Все это бурное революционное время мамин телефон не умолкал, ей звонили ученики, друзья и просто знакомые. Никто не спрашивал, как она относится к происходящему, и практически каждый начинал одинаково: «Ирина Павловна, поздравляем вас: то, за что вы с Иваном Ефимовичем боролись всю жизнь, свершилось!» И очень символично, что в первые дни революции боярские депутаты Александр Корж и Артур Козачук сразу после сессии местного совета сначала забежали в дом поэта с известием, что наша Боярка признала своим президентом Виктора Ющенко, и только потом помчались в Киев, чтобы сообщить об этом с трибуны Майдана. Именно в эти дни нашей родной улице присвоили имя отца, а на доме, который он построил своими руками и которым поэтому так гордился, появилась скромная мемориальная доска: «Тут с 1960-го по 2001 год жил и творил украинский поэт Иван Коваленко»…
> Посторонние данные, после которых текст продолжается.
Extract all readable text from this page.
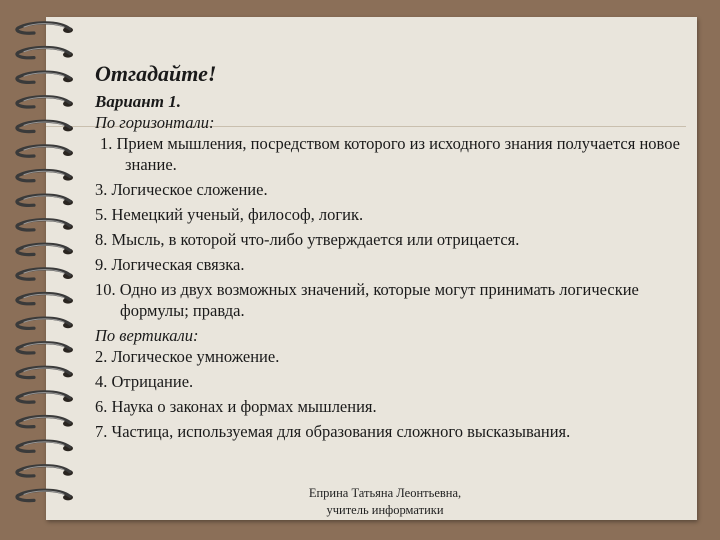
Отгадайте!
Вариант 1.
По горизонтали:
1. Прием мышления, посредством которого из исходного знания получается новое знание.
3. Логическое сложение.
5. Немецкий ученый, философ, логик.
8. Мысль, в которой что-либо утверждается или отрицается.
9. Логическая связка.
10. Одно из двух возможных значений, которые могут принимать логические формулы; правда.
По вертикали:
2. Логическое умножение.
4. Отрицание.
6. Наука о законах и формах мышления.
7. Частица, используемая для образования сложного высказывания.
Еприна Татьяна Леонтьевна,
учитель информатики
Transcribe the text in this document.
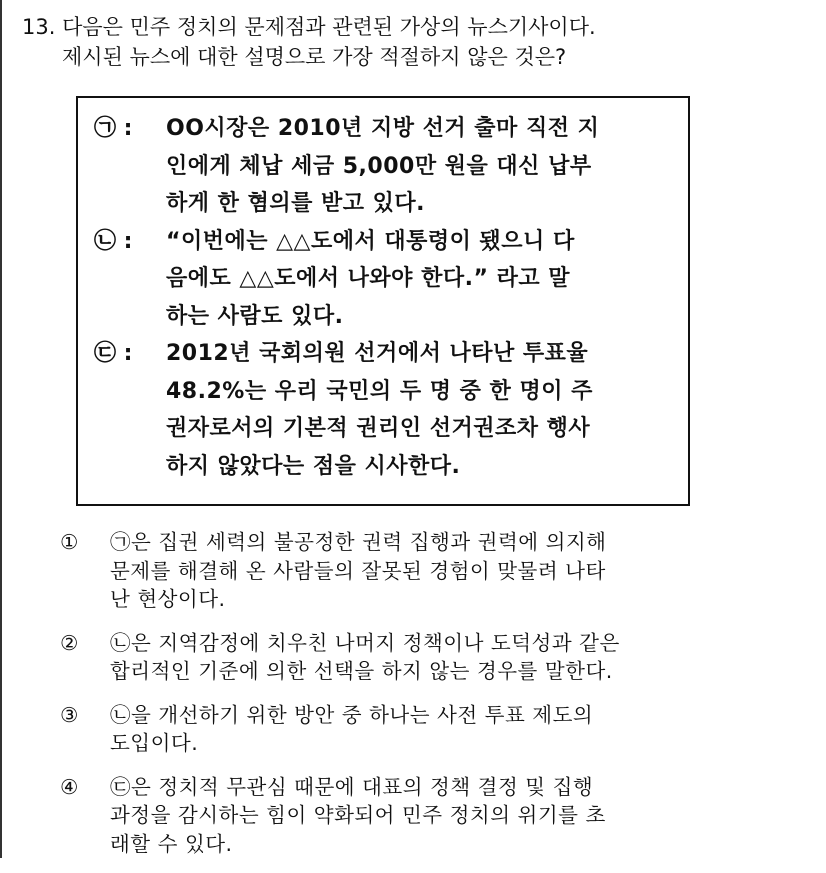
13. 다음은 민주 정치의 문제점과 관련된 가상의 뉴스기사이다.
제시된 뉴스에 대한 설명으로 가장 적절하지 않은 것은?
㉠ :	OO시장은 2010년 지방 선거 출마 직전 지
인에게 체납 세금 5,000만 원을 대신 납부
하게 한 혐의를 받고 있다.
㉡ :	“이번에는 △△도에서 대통령이 됐으니 다
음에도 △△도에서 나와야 한다.” 라고 말
하는 사람도 있다.
㉢ :	2012년 국회의원 선거에서 나타난 투표율
48.2%는 우리 국민의 두 명 중 한 명이 주
권자로서의 기본적 권리인 선거권조차 행사
하지 않았다는 점을 시사한다.
①	㉠은 집권 세력의 불공정한 권력 집행과 권력에 의지해
문제를 해결해 온 사람들의 잘못된 경험이 맞물려 나타
난 현상이다.
②	㉡은 지역감정에 치우친 나머지 정책이나 도덕성과 같은
합리적인 기준에 의한 선택을 하지 않는 경우를 말한다.
③	㉡을 개선하기 위한 방안 중 하나는 사전 투표 제도의
도입이다.
④	㉢은 정치적 무관심 때문에 대표의 정책 결정 및 집행
과정을 감시하는 힘이 약화되어 민주 정치의 위기를 초
래할 수 있다.
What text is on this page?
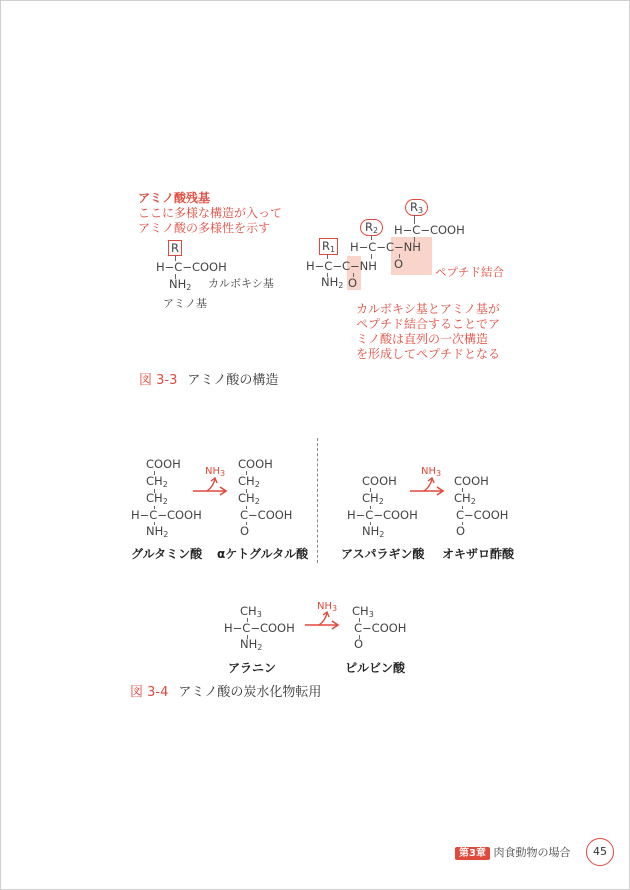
アミノ酸残基
ここに多様な構造が入って
アミノ酸の多様性を示す
R
H−C−COOH
$NH_2$ カルボキシ基
アミノ基
$R_3$
H−C−COOH
$R_2$
H−C−C−NH
O
$R_1$
H−C−C−NH
$NH_2$ O
ペプチド結合
カルボキシ基とアミノ基が
ペプチド結合することでア
ミノ酸は直列の一次構造
を形成してペプチドとなる
図 3-3 アミノ酸の構造
COOH
$CH_2$
$CH_2$
H−C−COOH
$NH_2$
グルタミン酸
$NH_3$
COOH
$CH_2$
$CH_2$
C−COOH
O
αケトグルタル酸
COOH
$CH_2$
H−C−COOH
$NH_2$
アスパラギン酸
$NH_3$
COOH
$CH_2$
C−COOH
O
オキザロ酢酸
$CH_3$
H−C−COOH
$NH_2$
アラニン
$NH_3$ $CH_3$
C−COOH
O
ピルビン酸
図 3-4 アミノ酸の炭水化物転用
第3章 肉食動物の場合	45
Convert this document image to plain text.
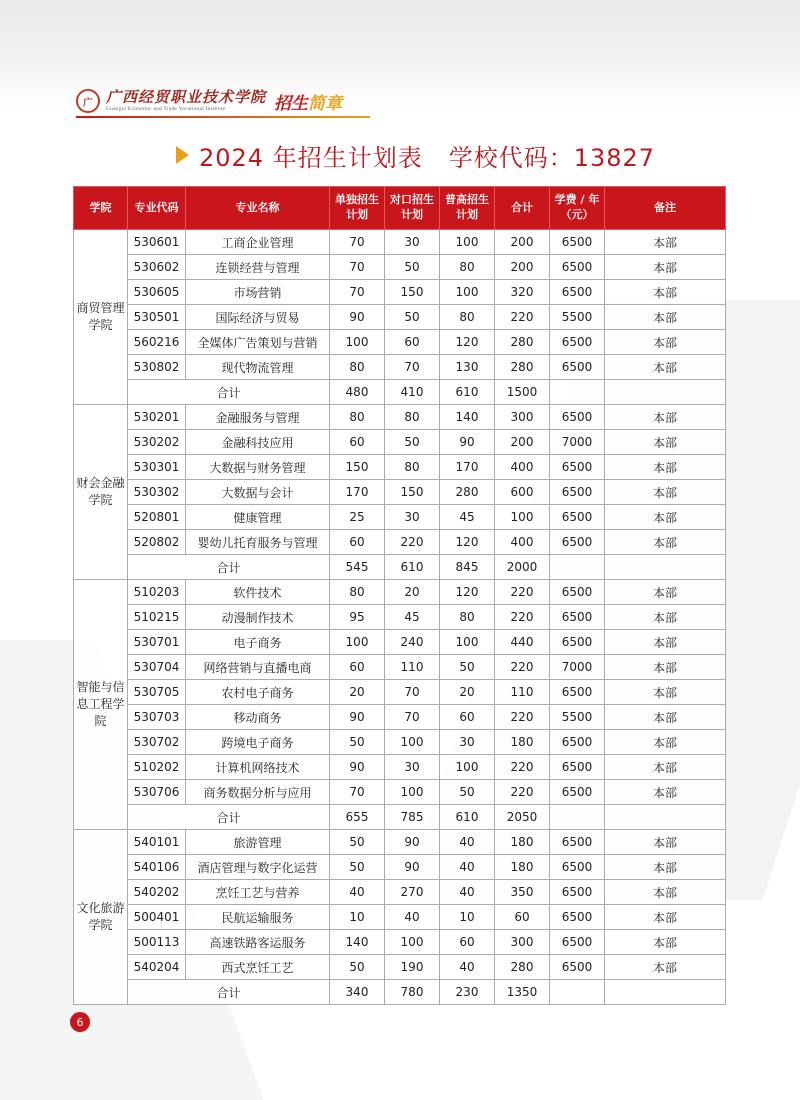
广 广西经贸职业技术学院
Guangxi Economic and Trade Vocational Institute	招生简章
2024 年招生计划表 学校代码：13827
学院	专业代码	专业名称	单独招生计划	对口招生计划	普高招生计划	合计	学费 / 年（元）	备注
商贸管理学院	530601	工商企业管理	70	30	100	200	6500	本部
	530602	连锁经营与管理	70	50	80	200	6500	本部
	530605	市场营销	70	150	100	320	6500	本部
	530501	国际经济与贸易	90	50	80	220	5500	本部
	560216	全媒体广告策划与营销	100	60	120	280	6500	本部
	530802	现代物流管理	80	70	130	280	6500	本部
	合计		480	410	610	1500		
财会金融学院	530201	金融服务与管理	80	80	140	300	6500	本部
	530202	金融科技应用	60	50	90	200	7000	本部
	530301	大数据与财务管理	150	80	170	400	6500	本部
	530302	大数据与会计	170	150	280	600	6500	本部
	520801	健康管理	25	30	45	100	6500	本部
	520802	婴幼儿托育服务与管理	60	220	120	400	6500	本部
	合计		545	610	845	2000		
智能与信息工程学院	510203	软件技术	80	20	120	220	6500	本部
	510215	动漫制作技术	95	45	80	220	6500	本部
	530701	电子商务	100	240	100	440	6500	本部
	530704	网络营销与直播电商	60	110	50	220	7000	本部
	530705	农村电子商务	20	70	20	110	6500	本部
	530703	移动商务	90	70	60	220	5500	本部
	530702	跨境电子商务	50	100	30	180	6500	本部
	510202	计算机网络技术	90	30	100	220	6500	本部
	530706	商务数据分析与应用	70	100	50	220	6500	本部
	合计		655	785	610	2050		
文化旅游学院	540101	旅游管理	50	90	40	180	6500	本部
	540106	酒店管理与数字化运营	50	90	40	180	6500	本部
	540202	烹饪工艺与营养	40	270	40	350	6500	本部
	500401	民航运输服务	10	40	10	60	6500	本部
	500113	高速铁路客运服务	140	100	60	300	6500	本部
	540204	西式烹饪工艺	50	190	40	280	6500	本部
	合计		340	780	230	1350		
6
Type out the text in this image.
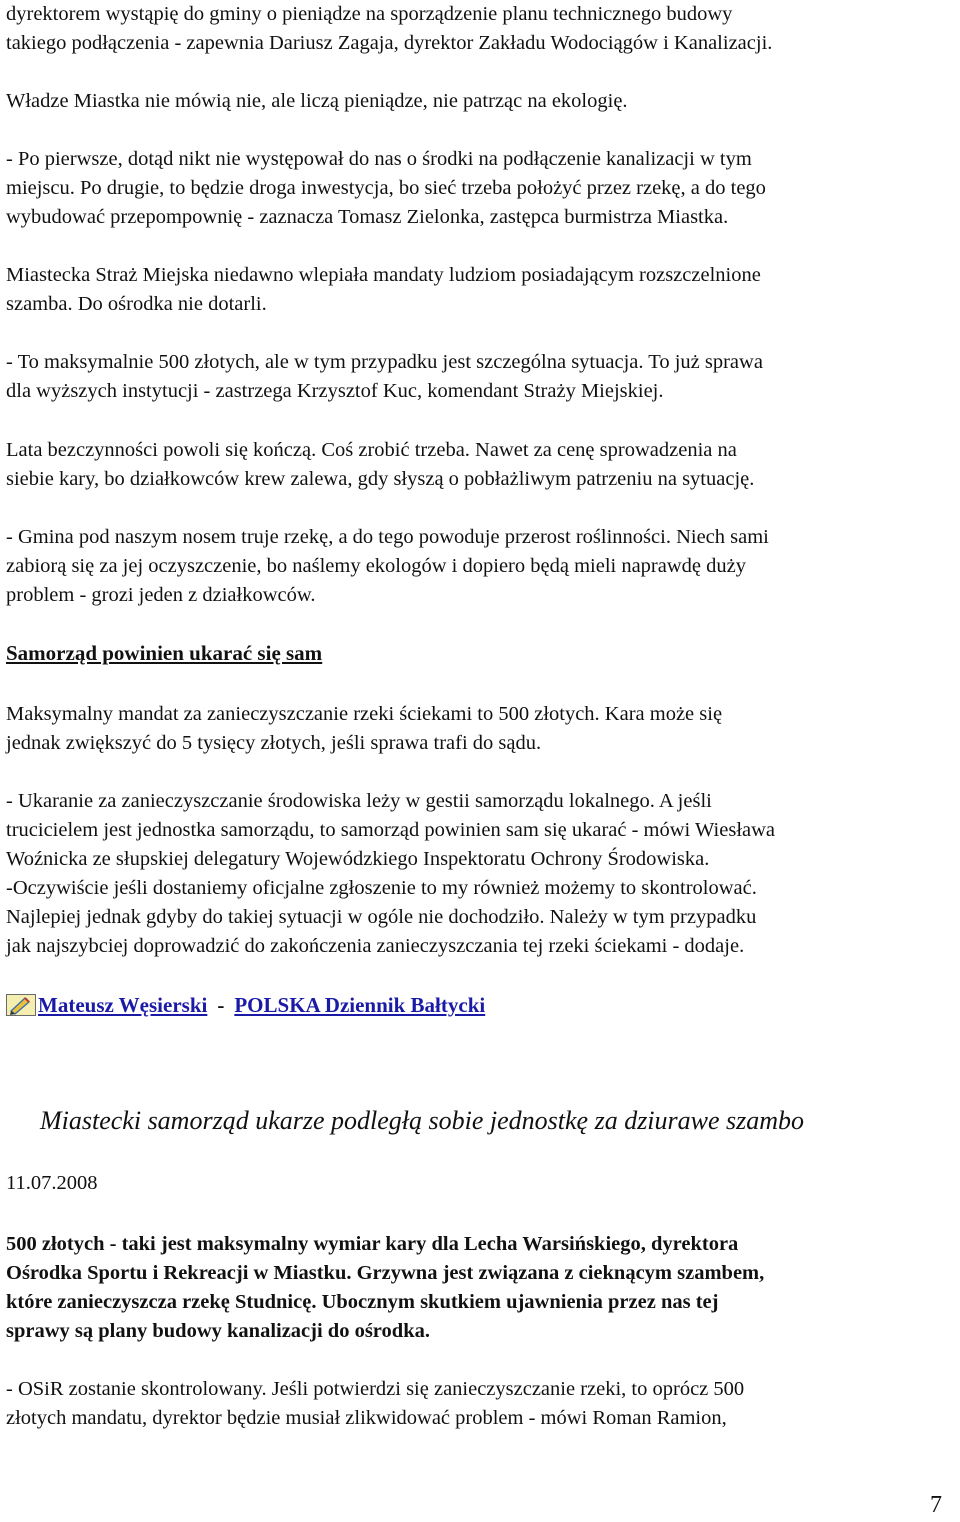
dyrektorem wystąpię do gminy o pieniądze na sporządzenie planu technicznego budowy
takiego podłączenia - zapewnia Dariusz Zagaja, dyrektor Zakładu Wodociągów i Kanalizacji.

Władze Miastka nie mówią nie, ale liczą pieniądze, nie patrząc na ekologię.

- Po pierwsze, dotąd nikt nie występował do nas o środki na podłączenie kanalizacji w tym
miejscu. Po drugie, to będzie droga inwestycja, bo sieć trzeba położyć przez rzekę, a do tego
wybudować przepompownię - zaznacza Tomasz Zielonka, zastępca burmistrza Miastka.

Miastecka Straż Miejska niedawno wlepiała mandaty ludziom posiadającym rozszczelnione
szamba. Do ośrodka nie dotarli.

- To maksymalnie 500 złotych, ale w tym przypadku jest szczególna sytuacja. To już sprawa
dla wyższych instytucji - zastrzega Krzysztof Kuc, komendant Straży Miejskiej.

Lata bezczynności powoli się kończą. Coś zrobić trzeba. Nawet za cenę sprowadzenia na
siebie kary, bo działkowców krew zalewa, gdy słyszą o pobłażliwym patrzeniu na sytuację.

- Gmina pod naszym nosem truje rzekę, a do tego powoduje przerost roślinności. Niech sami
zabiorą się za jej oczyszczenie, bo naślemy ekologów i dopiero będą mieli naprawdę duży
problem - grozi jeden z działkowców.

Samorząd powinien ukarać się sam

Maksymalny mandat za zanieczyszczanie rzeki ściekami to 500 złotych. Kara może się
jednak zwiększyć do 5 tysięcy złotych, jeśli sprawa trafi do sądu.

- Ukaranie za zanieczyszczanie środowiska leży w gestii samorządu lokalnego. A jeśli
trucicielem jest jednostka samorządu, to samorząd powinien sam się ukarać - mówi Wiesława
Woźnicka ze słupskiej delegatury Wojewódzkiego Inspektoratu Ochrony Środowiska.
-Oczywiście jeśli dostaniemy oficjalne zgłoszenie to my również możemy to skontrolować.
Najlepiej jednak gdyby do takiej sytuacji w ogóle nie dochodziło. Należy w tym przypadku
jak najszybciej doprowadzić do zakończenia zanieczyszczania tej rzeki ściekami - dodaje.

Mateusz Węsierski - POLSKA Dziennik Bałtycki
Miastecki samorząd ukarze podległą sobie jednostkę za dziurawe szambo
11.07.2008

500 złotych - taki jest maksymalny wymiar kary dla Lecha Warsińskiego, dyrektora
Ośrodka Sportu i Rekreacji w Miastku. Grzywna jest związana z cieknącym szambem,
które zanieczyszcza rzekę Studnicę. Ubocznym skutkiem ujawnienia przez nas tej
sprawy są plany budowy kanalizacji do ośrodka.

- OSiR zostanie skontrolowany. Jeśli potwierdzi się zanieczyszczanie rzeki, to oprócz 500
złotych mandatu, dyrektor będzie musiał zlikwidować problem - mówi Roman Ramion,

7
Но так ли уж уникален мой опыт дочери диссидента? Я уверена, что нет. Нас, детей диссидентов, великое множество. Ведь основное значение слова «диссидент» — это «инакомыслящий». А таких в советские времена было очень много. Это неучтенная и неизученная часть общества, которая вынесла из тоталитарных времен неприятие лжи, абсолютную стойкость к любой идеологической обработке, умение сопоставлять красивые слова с реалиями жизни, понимание того, что стабильный кусок хлеба не окупает попрание идеалов и свобод. Именно эта часть общества путает карты самым ловким политтехнологам и политическим авантюристам. И я рада, что я — одна из многих…
* О педагогической деятельности учителей Коваленко читайте «Фактор икс или полвека спустя»
(«ЗН» № 28, 2003 г.)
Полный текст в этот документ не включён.